ECLI:NL:GHSHE:2021:3901
Gerechtshof 's-Hertogenbosch
- Hoger beroep
- Rechtspraak.nl
Hoger beroep tegen vonnis van de politierechter in de rechtbank Oost-Brabant inzake mishandeling van een ambtenaar
In deze zaak gaat het om een hoger beroep tegen een vonnis van de politierechter in de rechtbank Oost-Brabant, waarbij de verdachte op 18 november 2019 werd veroordeeld voor mishandeling van een ambtenaar. De politierechter legde een gevangenisstraf van vier weken op, met aftrek van de tijd die de verdachte in voorarrest had doorgebracht, en kende een schadevergoeding toe aan de benadeelde partij, verbalisant 1, ter hoogte van €150,00. De verdachte, geboren in 1982 en thans verblijvende in het Huis van Bewaring Roermond, heeft tegen dit vonnis hoger beroep ingesteld.

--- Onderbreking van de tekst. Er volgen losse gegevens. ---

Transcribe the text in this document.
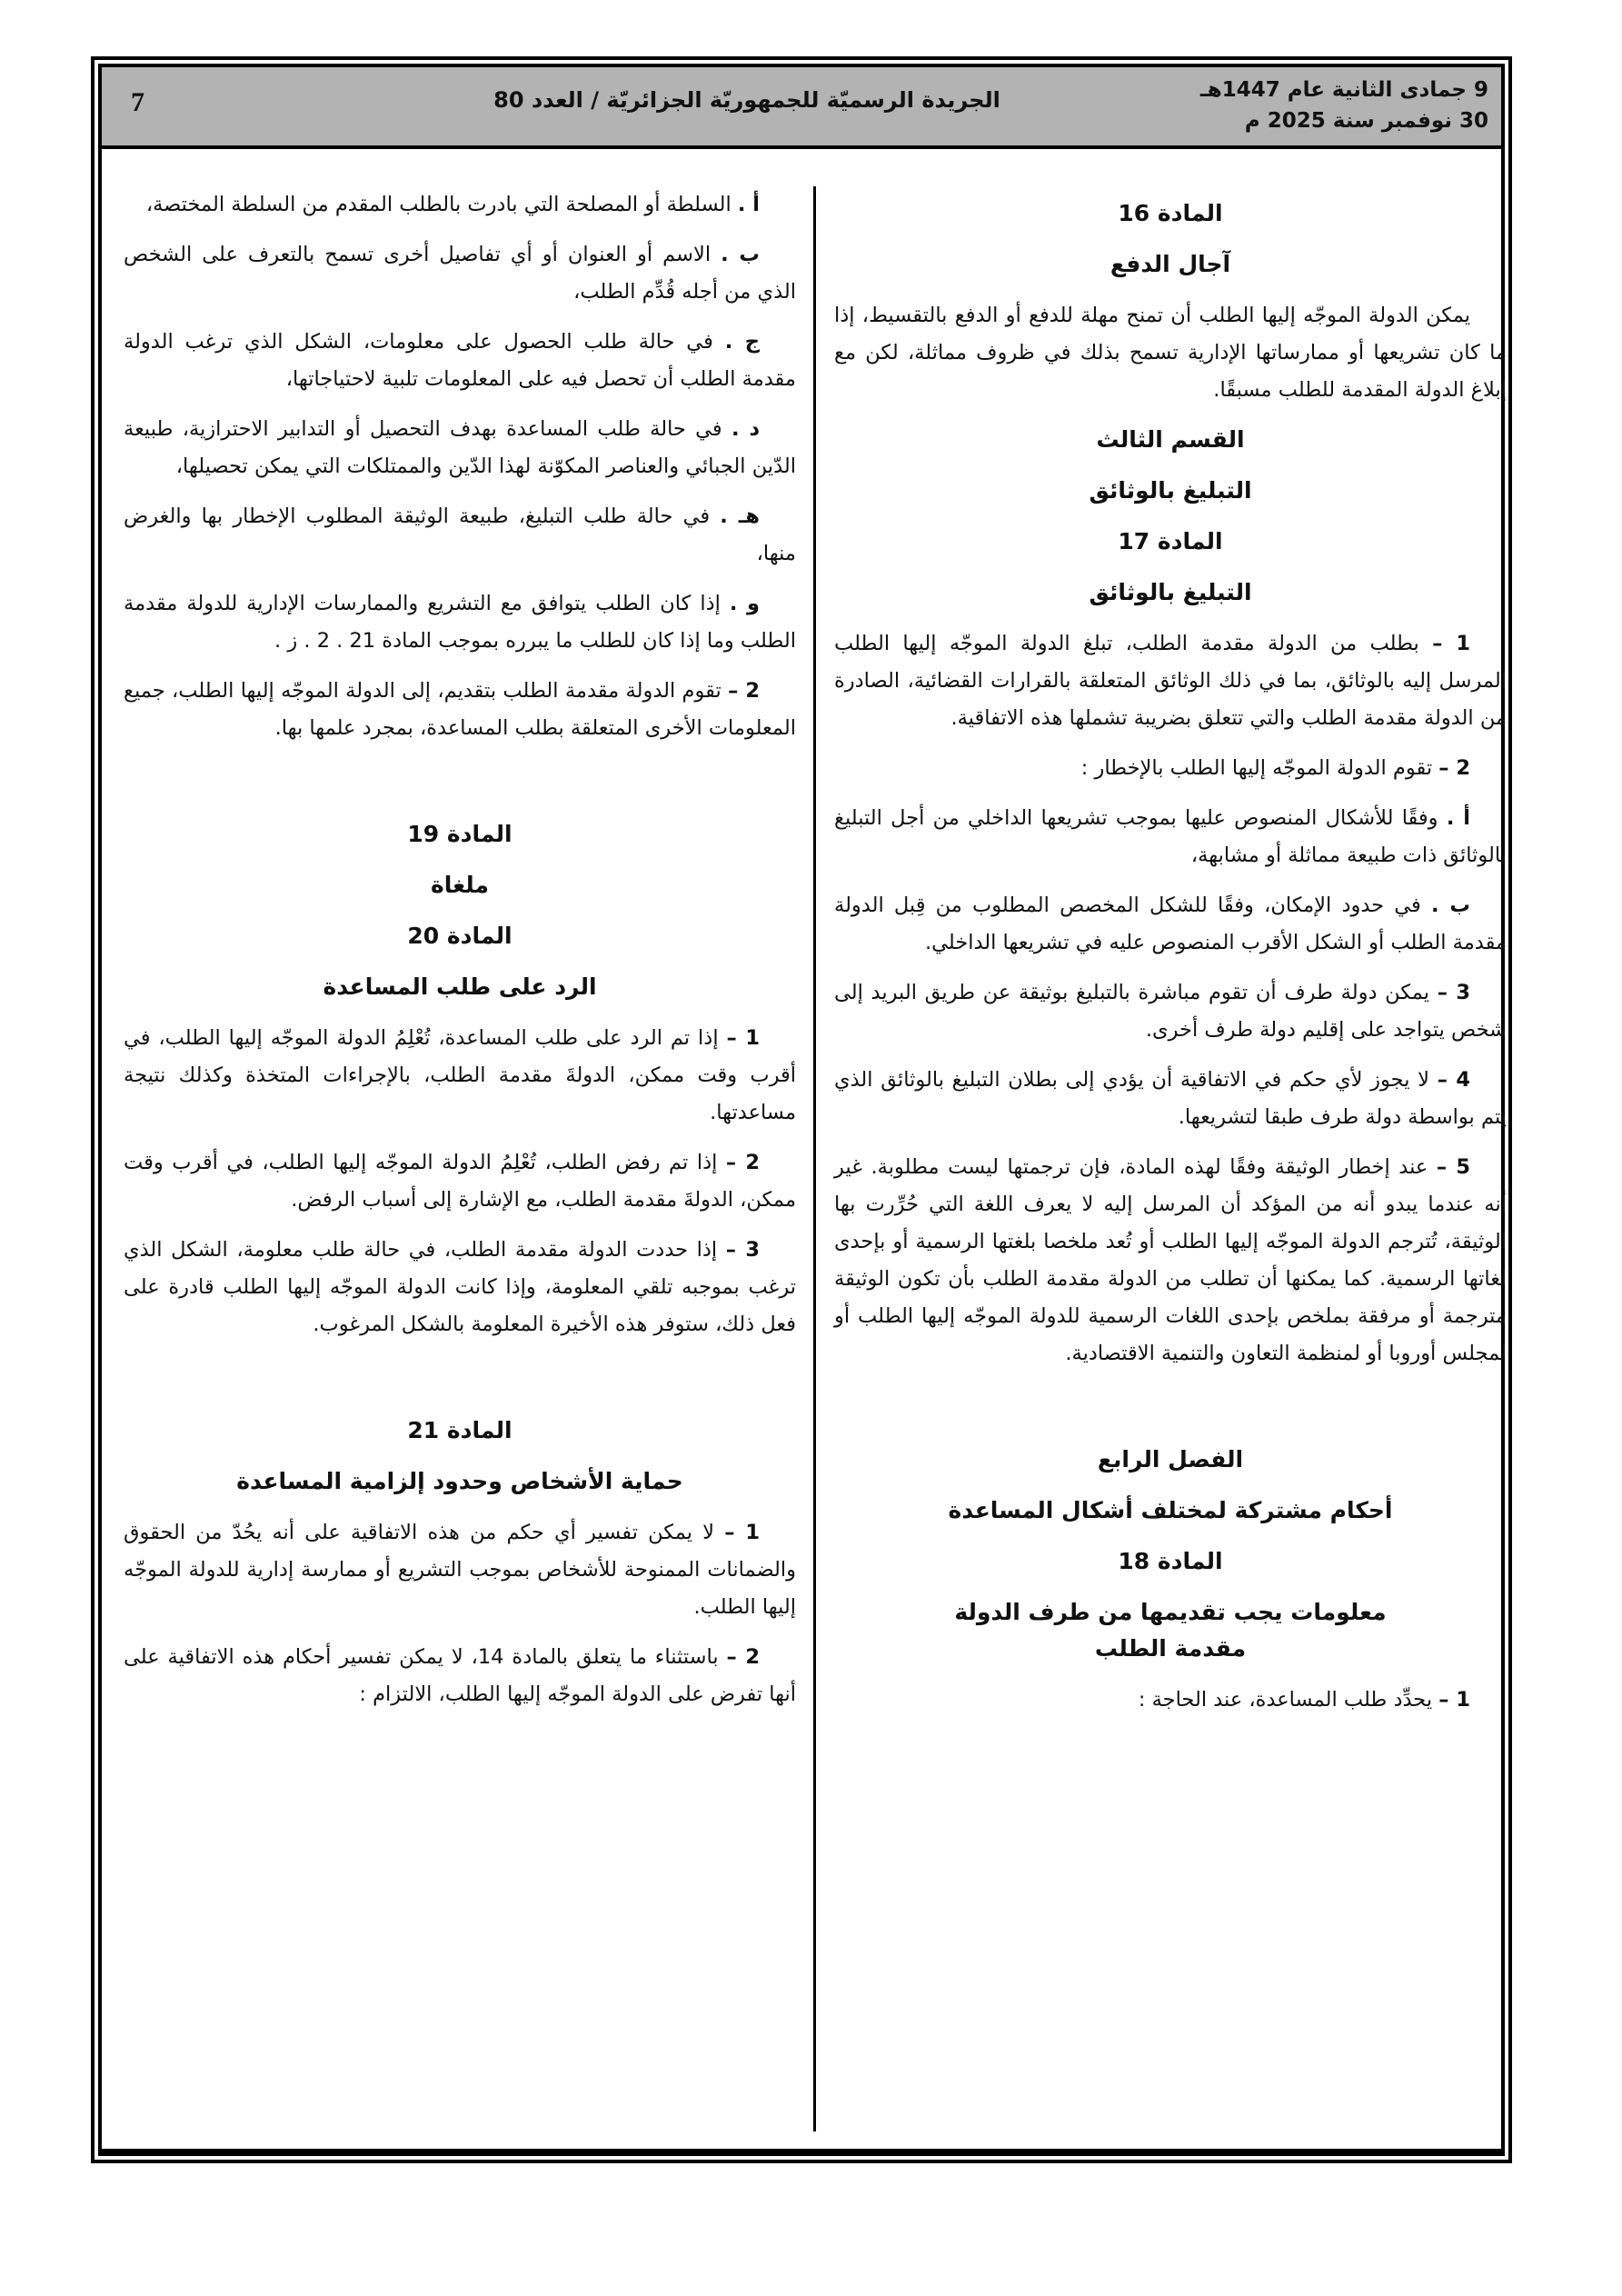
7	الجريدة الرسميّة للجمهوريّة الجزائريّة / العدد 80	9 جمادى الثانية عام 1447هـ
30 نوفمبر سنة 2025 م
المادة 16
آجال الدفع

يمكن الدولة الموجّه إليها الطلب أن تمنح مهلة للدفع أو الدفع بالتقسيط، إذا ما كان تشريعها أو ممارساتها الإدارية تسمح بذلك في ظروف مماثلة، لكن مع إبلاغ الدولة المقدمة للطلب مسبقًا.

القسم الثالث
التبليغ بالوثائق
المادة 17
التبليغ بالوثائق

1 – بطلب من الدولة مقدمة الطلب، تبلغ الدولة الموجّه إليها الطلب المرسل إليه بالوثائق، بما في ذلك الوثائق المتعلقة بالقرارات القضائية، الصادرة من الدولة مقدمة الطلب والتي تتعلق بضريبة تشملها هذه الاتفاقية.

2 – تقوم الدولة الموجّه إليها الطلب بالإخطار :

أ . وفقًا للأشكال المنصوص عليها بموجب تشريعها الداخلي من أجل التبليغ بالوثائق ذات طبيعة مماثلة أو مشابهة،

ب . في حدود الإمكان، وفقًا للشكل المخصص المطلوب من قِبل الدولة مقدمة الطلب أو الشكل الأقرب المنصوص عليه في تشريعها الداخلي.

3 – يمكن دولة طرف أن تقوم مباشرة بالتبليغ بوثيقة عن طريق البريد إلى شخص يتواجد على إقليم دولة طرف أخرى.

4 – لا يجوز لأي حكم في الاتفاقية أن يؤدي إلى بطلان التبليغ بالوثائق الذي يتم بواسطة دولة طرف طبقا لتشريعها.

5 – عند إخطار الوثيقة وفقًا لهذه المادة، فإن ترجمتها ليست مطلوبة. غير أنه عندما يبدو أنه من المؤكد أن المرسل إليه لا يعرف اللغة التي حُرِّرت بها الوثيقة، تُترجم الدولة الموجّه إليها الطلب أو تُعد ملخصا بلغتها الرسمية أو بإحدى لغاتها الرسمية. كما يمكنها أن تطلب من الدولة مقدمة الطلب بأن تكون الوثيقة مترجمة أو مرفقة بملخص بإحدى اللغات الرسمية للدولة الموجّه إليها الطلب أو لمجلس أوروبا أو لمنظمة التعاون والتنمية الاقتصادية.

الفصل الرابع
أحكام مشتركة لمختلف أشكال المساعدة
المادة 18
معلومات يجب تقديمها من طرف الدولة
مقدمة الطلب

1 – يحدِّد طلب المساعدة، عند الحاجة :

أ . السلطة أو المصلحة التي بادرت بالطلب المقدم من السلطة المختصة،

ب . الاسم أو العنوان أو أي تفاصيل أخرى تسمح بالتعرف على الشخص الذي من أجله قُدِّم الطلب،

ج . في حالة طلب الحصول على معلومات، الشكل الذي ترغب الدولة مقدمة الطلب أن تحصل فيه على المعلومات تلبية لاحتياجاتها،

د . في حالة طلب المساعدة بهدف التحصيل أو التدابير الاحترازية، طبيعة الدّين الجبائي والعناصر المكوّنة لهذا الدّين والممتلكات التي يمكن تحصيلها،

هـ . في حالة طلب التبليغ، طبيعة الوثيقة المطلوب الإخطار بها والغرض منها،

و . إذا كان الطلب يتوافق مع التشريع والممارسات الإدارية للدولة مقدمة الطلب وما إذا كان للطلب ما يبرره بموجب المادة 21 . 2 . ز .

2 – تقوم الدولة مقدمة الطلب بتقديم، إلى الدولة الموجّه إليها الطلب، جميع المعلومات الأخرى المتعلقة بطلب المساعدة، بمجرد علمها بها.

المادة 19
ملغاة
المادة 20
الرد على طلب المساعدة

1 – إذا تم الرد على طلب المساعدة، تُعْلِمُ الدولة الموجّه إليها الطلب، في أقرب وقت ممكن، الدولةَ مقدمة الطلب، بالإجراءات المتخذة وكذلك نتيجة مساعدتها.

2 – إذا تم رفض الطلب، تُعْلِمُ الدولة الموجّه إليها الطلب، في أقرب وقت ممكن، الدولةَ مقدمة الطلب، مع الإشارة إلى أسباب الرفض.

3 – إذا حددت الدولة مقدمة الطلب، في حالة طلب معلومة، الشكل الذي ترغب بموجبه تلقي المعلومة، وإذا كانت الدولة الموجّه إليها الطلب قادرة على فعل ذلك، ستوفر هذه الأخيرة المعلومة بالشكل المرغوب.

المادة 21
حماية الأشخاص وحدود إلزامية المساعدة

1 – لا يمكن تفسير أي حكم من هذه الاتفاقية على أنه يحُدّ من الحقوق والضمانات الممنوحة للأشخاص بموجب التشريع أو ممارسة إدارية للدولة الموجّه إليها الطلب.

2 – باستثناء ما يتعلق بالمادة 14، لا يمكن تفسير أحكام هذه الاتفاقية على أنها تفرض على الدولة الموجّه إليها الطلب، الالتزام :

Tijdens de zitting in hoger beroep heeft de advocaat-generaal gevorderd het vonnis te bevestigen, terwijl de verdediging vrijspraak heeft bepleit en een (deels) voorwaardelijke straf heeft voorgesteld, gezien de ouderdom van het feit. Het hof heeft het beroep op vrijspraak verworpen en de verklaringen van de verbalisanten als betrouwbaar beoordeeld. Het hof concludeert dat de verdachte met opzet de kans heeft aanvaard dat verbalisant 1 pijn en letsel zou oplopen door hem in het gezicht te krabben en te duwen.
Het hof heeft ook de vordering van de benadeelde partij beoordeeld en geen aanleiding gezien om de schadevergoeding te matigen. De verdediging voerde aan dat de verdachte de eerder opgelegde voorwaardelijke straf al had uitgezeten, maar het hof oordeelde dat hier onvoldoende bewijs voor was. Uiteindelijk bevestigde het hof het vonnis van de politierechter, met inachtneming van de relevante wetsartikelen.